Calibrating Positive Displacement Flow Meters
Calibration is an important component of flow meter maintenance. A well-calibrated flow meter provides accurate readings and helps operators keep the system running efficiently. Though calibration procedures for gas and liquid flows follow the same underlying principles, the methods for calibration are different. For liquid applications, there are various ways to calibrate a positive displacement flow meter such as:
- Standing start and stop method, also known as the bucket and stopwatch method
- Flying start and stop method
- Dynamic methods that calibrate during continuous flow conditions
To calculate the volume and mass of collected liquid during the calibration procedure, either gravimetric calibrators or volumetric calibrators are used.
Other types of calibration devices can be installed along the pipeline to measure the flow meter performance in-situ. For example, pipe provers can be installed in sealed pipelines to measure the accuracy of the flow meter without interrupting the process. This is a dynamic calibration that continuously compares the flow meter measurement to a standard.
Gas applications require different calibration methods due to the compressibility of the fluid.

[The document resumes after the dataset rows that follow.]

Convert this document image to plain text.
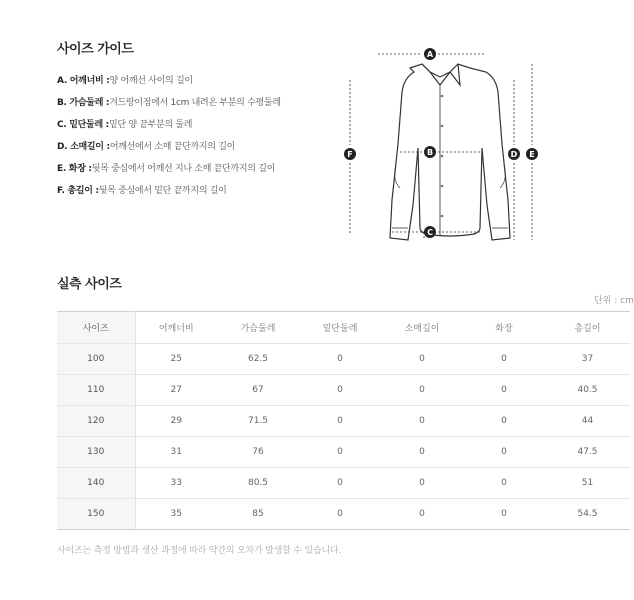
사이즈 가이드
A. 어깨너비 :양 어깨선 사이의 길이
B. 가슴둘레 :겨드랑이점에서 1cm 내려온 부분의 수평둘레
C. 밑단둘레 :밑단 양 끝부분의 둘레
D. 소매길이 :어깨선에서 소매 끝단까지의 길이
E. 화장 :뒷목 중심에서 어깨선 지나 소매 끝단까지의 길이
F. 총길이 :뒷목 중심에서 밑단 끝까지의 길이
A
B
C
D E
F
실측 사이즈
단위 : cm
사이즈	어깨너비	가슴둘레	밑단둘레	소매길이	화장	총길이
100	25	62.5	0	0	0	37
110	27	67	0	0	0	40.5
120	29	71.5	0	0	0	44
130	31	76	0	0	0	47.5
140	33	80.5	0	0	0	51
150	35	85	0	0	0	54.5
사이즈는 측정 방법과 생산 과정에 따라 약간의 오차가 발생할 수 있습니다.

Examples of gas calibration methods include:
- Prover methods, which work like pipe provers for liquid applications
- Gas displacement methods
- Sonic nozzle methods, which use a Venturi-style nozzle to determine flow accuracy
Tracer methods are also commonly used for both liquid and gas applications when provers cannot be installed and the flow meter cannot be removed from the system.
Professional Calibration Services
Though calibration should be incorporated as part of regularly scheduled instrumentation maintenance, it is difficult to determine the best frequency of calibration. Therefore, it is helpful to hire a third-party who specializes in flow meters and flow meter calibrations to determine a schedule that it appropriate for each system.
Professional flow meter calibration services use advanced methods to more accurately determine the performance of flow meters. Such professionals are knowledgeable about the tolerance levels for each type of flow meter and can identify and interpret errors in the calibration procedure. They can also help identify system issues from the calibration results. For example, calibration data may indicate leaks or damaged internal components that need to be replaced. Professional services can also look at the history of calibration to identify significant system changes or make recommendations based on changes to the characteristics of the flow.
Overall, positive displacement flow meters last for many years when the right flow meter is chosen for the application, proper flow conditions are maintained and the flow meter is calibrated at regular intervals.